3. The method of training an image generation model according to claim 2, wherein the inputting each of the stylized images into a corresponding arbiter results in a first arbiter loss and a second arbiter loss generated by the arbiter, the first arbiter loss characterizing a loss of discrimination accuracy of the arbiter, the second arbiter loss characterizing a loss of image generation accuracy of the image generation network with respect to the arbiter, further comprising:

4. A training method of an image generation model according to claim 3, wherein said obtaining an image generation loss generated by said image generation network based on said sample image, each of said stylized images, and said second discriminator loss corresponding to each of said discriminators comprises:

5. The training method of an image generation model according to any one of claims 1 to 4, characterized in that the method further comprises:

or alternatively, the first and second heat exchangers may be,

6. An image generation method, the method comprising:

the image generation model is trained according to the training method of the image generation model according to any one of claims 1 to 5.

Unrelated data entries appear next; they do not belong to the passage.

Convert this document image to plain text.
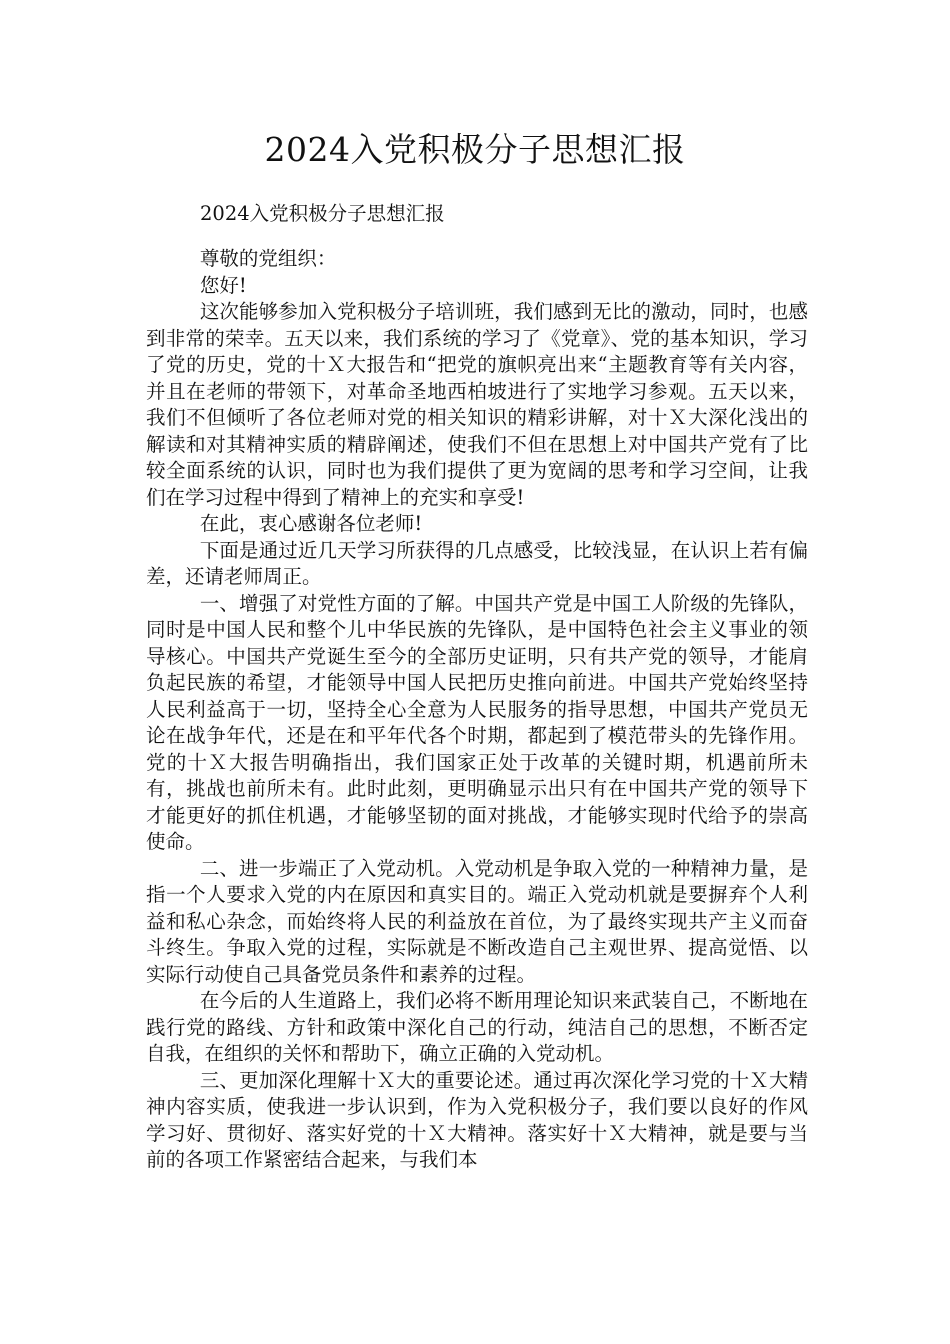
2024入党积极分子思想汇报

2024入党积极分子思想汇报

尊敬的党组织：

您好!

这次能够参加入党积极分子培训班，我们感到无比的激动，同时，也感到非常的荣幸。五天以来，我们系统的学习了《党章》、党的基本知识，学习了党的历史，党的十Ｘ大报告和“把党的旗帜亮出来“主题教育等有关内容，并且在老师的带领下，对革命圣地西柏坡进行了实地学习参观。五天以来，我们不但倾听了各位老师对党的相关知识的精彩讲解，对十Ｘ大深化浅出的解读和对其精神实质的精辟阐述，使我们不但在思想上对中国共产党有了比较全面系统的认识，同时也为我们提供了更为宽阔的思考和学习空间，让我们在学习过程中得到了精神上的充实和享受!

在此，衷心感谢各位老师!

下面是通过近几天学习所获得的几点感受，比较浅显，在认识上若有偏差，还请老师周正。

一、增强了对党性方面的了解。中国共产党是中国工人阶级的先锋队，同时是中国人民和整个儿中华民族的先锋队，是中国特色社会主义事业的领导核心。中国共产党诞生至今的全部历史证明，只有共产党的领导，才能肩负起民族的希望，才能领导中国人民把历史推向前进。中国共产党始终坚持人民利益高于一切，坚持全心全意为人民服务的指导思想，中国共产党员无论在战争年代，还是在和平年代各个时期，都起到了模范带头的先锋作用。党的十Ｘ大报告明确指出，我们国家正处于改革的关键时期，机遇前所未有，挑战也前所未有。此时此刻，更明确显示出只有在中国共产党的领导下才能更好的抓住机遇，才能够坚韧的面对挑战，才能够实现时代给予的崇高使命。

二、进一步端正了入党动机。入党动机是争取入党的一种精神力量，是指一个人要求入党的内在原因和真实目的。端正入党动机就是要摒弃个人利益和私心杂念，而始终将人民的利益放在首位，为了最终实现共产主义而奋斗终生。争取入党的过程，实际就是不断改造自己主观世界、提高觉悟、以实际行动使自己具备党员条件和素养的过程。

在今后的人生道路上，我们必将不断用理论知识来武装自己，不断地在践行党的路线、方针和政策中深化自己的行动，纯洁自己的思想，不断否定自我，在组织的关怀和帮助下，确立正确的入党动机。

三、更加深化理解十Ｘ大的重要论述。通过再次深化学习党的十Ｘ大精神内容实质，使我进一步认识到，作为入党积极分子，我们要以良好的作风学习好、贯彻好、落实好党的十Ｘ大精神。落实好十Ｘ大精神，就是要与当前的各项工作紧密结合起来，与我们本
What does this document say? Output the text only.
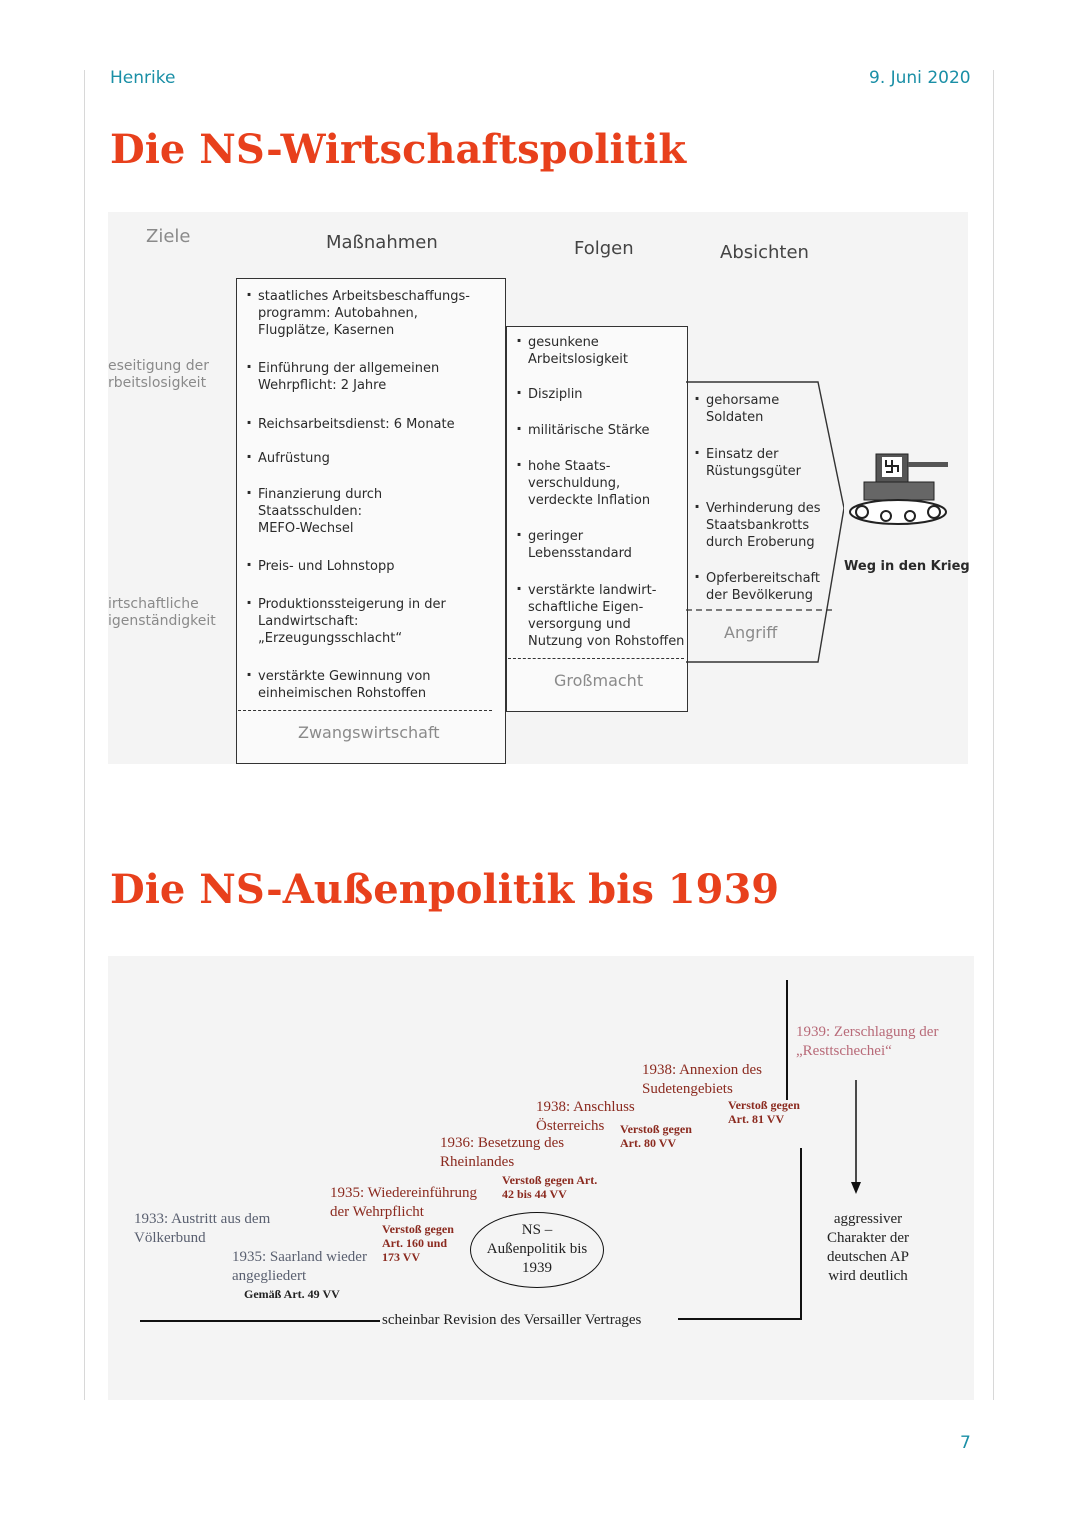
Henrike	9. Juni 2020
Die NS-Wirtschaftspolitik
Ziele	Maßnahmen	Folgen	Absichten
eseitigung der
rbeitslosigkeit
irtschaftliche
igenständigkeit
· staatliches Arbeitsbeschaffungs-
programm: Autobahnen,
Flugplätze, Kasernen
· Einführung der allgemeinen
Wehrpflicht: 2 Jahre
· Reichsarbeitsdienst: 6 Monate
· Aufrüstung
· Finanzierung durch
Staatsschulden:
MEFO-Wechsel
· Preis- und Lohnstopp
· Produktionssteigerung in der
Landwirtschaft:
„Erzeugungsschlacht“
· verstärkte Gewinnung von
einheimischen Rohstoffen
Zwangswirtschaft
· gesunkene
Arbeitslosigkeit
· Disziplin
· militärische Stärke
· hohe Staats-
verschuldung,
verdeckte Inflation
· geringer
Lebensstandard
· verstärkte landwirt-
schaftliche Eigen-
versorgung und
Nutzung von Rohstoffen
Großmacht
· gehorsame
Soldaten
· Einsatz der
Rüstungsgüter
· Verhinderung des
Staatsbankrotts
durch Eroberung
· Opferbereitschaft
der Bevölkerung
Angriff
Weg in den Krieg
Die NS-Außenpolitik bis 1939
scheinbar Revision des Versailler Vertrages
1933: Austritt aus dem
Völkerbund
1935: Saarland wieder
angegliedert
Gemäß Art. 49 VV
1935: Wiedereinführung
der Wehrpflicht
Verstoß gegen
Art. 160 und
173 VV
1936: Besetzung des
Rheinlandes
Verstoß gegen Art.
42 bis 44 VV
1938: Anschluss
Österreichs	Verstoß gegen
Art. 80 VV
1938: Annexion des
Sudetengebiets
Verstoß gegen
Art. 81 VV
1939: Zerschlagung der
„Resttschechei“
NS –
Außenpolitik bis
1939
aggressiver
Charakter der
deutschen AP
wird deutlich
7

7. An image generation model training apparatus, comprising:

8. The image generation model training apparatus of claim 7 wherein:

the first loss calculation module is configured to execute inputting each stylized image into a corresponding discriminator to obtain a discrimination result generated by the discriminator; the discriminator corresponds to a style vector corresponding to the stylized image; and calculating the first discriminator loss according to the difference value between the discrimination result and the true value of the stylized image.

9. The image generation model training apparatus of claim 8 wherein:

the first loss calculation module is configured to calculate the second discriminator loss according to a difference between the discrimination result and an expected value of the stylized image.

10. The image generation model training apparatus of claim 9, wherein the second loss calculation module comprises:

11. The image generation model training apparatus of any of claims 7-10, further comprising a training control module configured to perform training to obtain the image generation model when the image generation loss is less than a preset loss threshold; or when the training times of the training targets are larger than a preset training times threshold value, obtaining the image generation model, wherein the training targets comprise one or more of the discriminator, the image generation network or the style vector.

12. An image generation apparatus, the apparatus comprising:

13. An electronic device, comprising:

a processor;

a memory for storing the processor-executable instructions;

wherein the processor is configured to execute the instructions to implement the training method of the image generation model of any one of claims 1 to 5 or the image generation method of claim 6.

14. A computer readable storage medium, which when executed by a processor of an electronic device, causes the electronic device to perform the training method of an image generation model of any one of claims 1 to 5 or the image generation method of claim 6.

15. A computer program product comprising a computer program, characterized in that the computer program, when being executed by a processor, implements the training method of an image generation model according to any one of claims 1 to 5 or the image generation method according to claim 6.